Novo estudo aponta caminhos para romper com dinâmicas excludentes na educação das novas gerações

Assinada pelo professor Valter R. Silvério, a Nota Técnica sinaliza que a proposta no Novo Ensino Médio estimula a continuidade de hierarquias baseadas na cor das pessoas

A proposta do Novo Ensino Médio corrobora para uma visão construída historicamente do Brasil como uma nação homogênea, na qual a diversidade foi sistematicamente excluída e apagada em um processo intencional de constituir uma nação composta por um povo, um território e uma língua homogêneos. É o que afirma a nota técnica Ensino médio e relações étnico-raciais, documento elaborado por Valter R. Silvério, professor do departamento de sociologia da Universidade Federal de São Carlos (UFSCar), pesquisador do Conselho Nacional de Pesquisa (CNPq) e consultor da UNESCO. 

O material adiciona mais uma camada ao debate sobre o Novo Ensino Médio com o intuito de contribuir para uma compreensão mais ampla e profunda sobre a questão apresentando uma perspectiva histórica e social solidamente fundamentada. “No Brasil, o mito de que vivemos em uma ‘democracia racial ou étnica’ é o principal obstáculo para o trabalho de desconstrução dessas hierarquias de cor e para a integração real do negro na sociedade. É preciso avançar verdadeiramente para uma cidadania que considere a diversidade cultural existente na sociedade brasileira”, afirma Silvério. 

Antes mesmo de falar sobre a descontinuidade ou o aprimoramento do Novo Ensino Médio, o autor propõe compreender o que está em jogo em relação às dimensões histórico-sociais presentes na concepção, formulação e implementação no modelo de Educação Básica brasileiro, especialmente o público.
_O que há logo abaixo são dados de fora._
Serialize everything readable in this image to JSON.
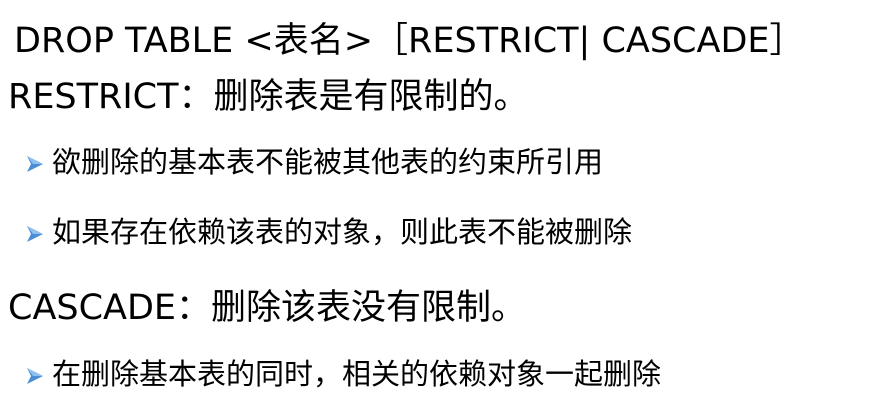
{
  "syntax": "DROP TABLE <表名>［RESTRICT| CASCADE］",
  "restrict": {
    "heading": "RESTRICT：删除表是有限制的。",
    "bullets": [
      "欲删除的基本表不能被其他表的约束所引用",
      "如果存在依赖该表的对象，则此表不能被删除"
    ]
  },
  "cascade": {
    "heading": "CASCADE：删除该表没有限制。",
    "bullets": [
      "在删除基本表的同时，相关的依赖对象一起删除"
    ]
  },
  "colors": {
    "text": "#000000",
    "bullet_arrow": "#4a8fd6"
  },
  "icons": {
    "bullet": "arrow-bullet-icon"
  }
}
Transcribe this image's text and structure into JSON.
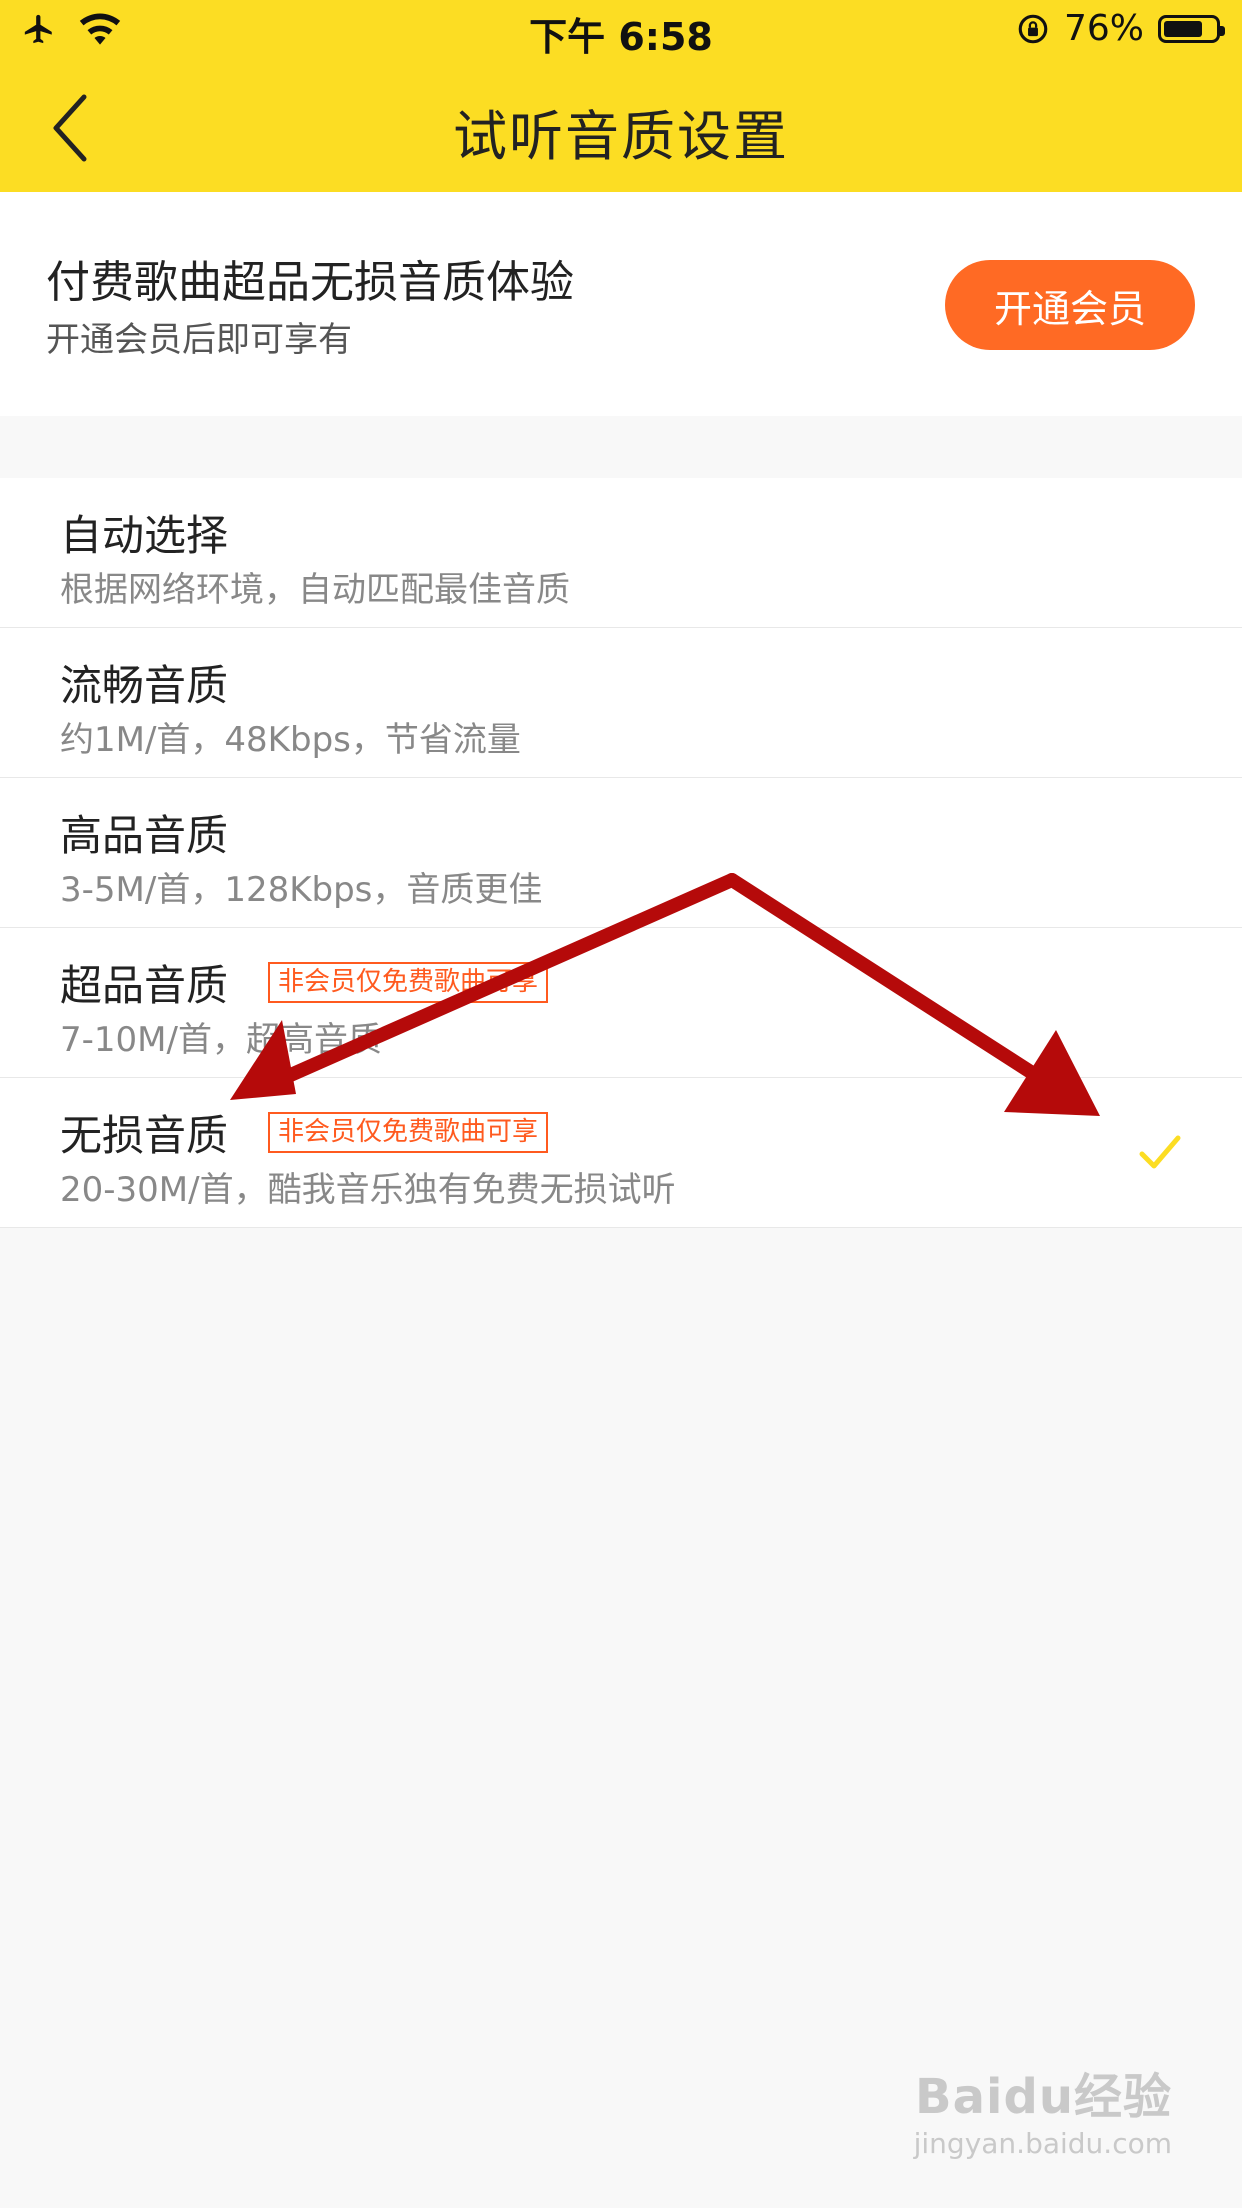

Não é possível interpretar ou compreender o atual ensino médio sem considerar a forma como as elites imaginaram a nação e como as dinâmicas políticas e culturais deslocam e transformam essa imaginação, especialmente por meio de movimentos sociais que passaram a reivindicar o reconhecimento de grupos e povos presentes na formação social brasileira que foram ignorados nessa nação concebida.

Para demonstrar essa construção, o autor fez um levantamento de leis que revelam como o Brasil foi pensado enquanto nação à semelhança das nações europeias, e como as políticas públicas desenvolvidas visavam ao embranquecimento da população e a manutenção de uma hierarquia baseada na cor das pessoas. Um exemplo é o Decreto Lei n° 7.967, de 1945, que versa, em seu Artigo 2º: “Atender-se-á, na admissão dos imigrantes, à necessidade de preservar e desenvolver, na composição étnica da população, as características mais convenientes de sua ascendência europeia, assim como a defesa do trabalhador nacional.”

De acordo com o autor, o Brasil imaginado na política pública educacional tem sido expresso pela equação da formação do Estado nacional do século 19, ou seja, um povo homogêneo, em um território, uma língua, compondo uma nação. “Uma nova imaginação da nação exige uma concepção que atualize e expresse as mudanças das últimas décadas no cotidiano educacional, em especial no ensino médio, pois nele se encontram as nossas juventudeS“, afirma Silvério.

Para romper com as dinâmicas excludentes na educação das novas gerações, o documento dá destaque à necessidade do oferecimento de uma formação básica que incorpore a ampliação da noção de humanidade restringida pelo colonialismo, pelo racismo e pelo conhecimento hierárquico que eles geraram. Além disso, é preciso incorporar os desafios postos para processos de socialização que considerem diferentes experiências juvenis, isto é, distintas histórias com distintos cursos de vida presentes no espaço escolar. 

Como recomendação para os gestores públicos, Silvério destaca: 

  • Investir nas juventudeS, considerando a diversidade, como forma de reconhecer seu papel central no futuro do país. 
  • Formular um projeto de ensino médio com a participação democrática de jovens. 
  • Implementar as Leis 10.639/2003 e 11.645/2008 e diretrizes, por exemplo, para a educação quilombola. 
  • Pensar a política educacional de modo sistêmico, assegurando e responsabilizando as universidades.
  • Investir em infraestrutura física e tecnológica, formação de professores, revisão curricular e políticas de garantia de permanência e do aprendizado. 
  • Promover integração entre educação básica, cidadania e democracia

“A educação é um campo complexo, com diferentes pontos de vista e possibilidades. Não há uma solução única para os seus desafios. Apresentar a lente das perspectivas étnico-raciais é essencial para contribuir com a promoção de uma educação básica e pública de qualidade, para todos, pautada em valores como pluralismo e debate franco de ideias, democracia e liberdade de expressão, diversidade, inclusão e igualdade”, diz Antonio Bara Bresolin, diretor executivo do D³e.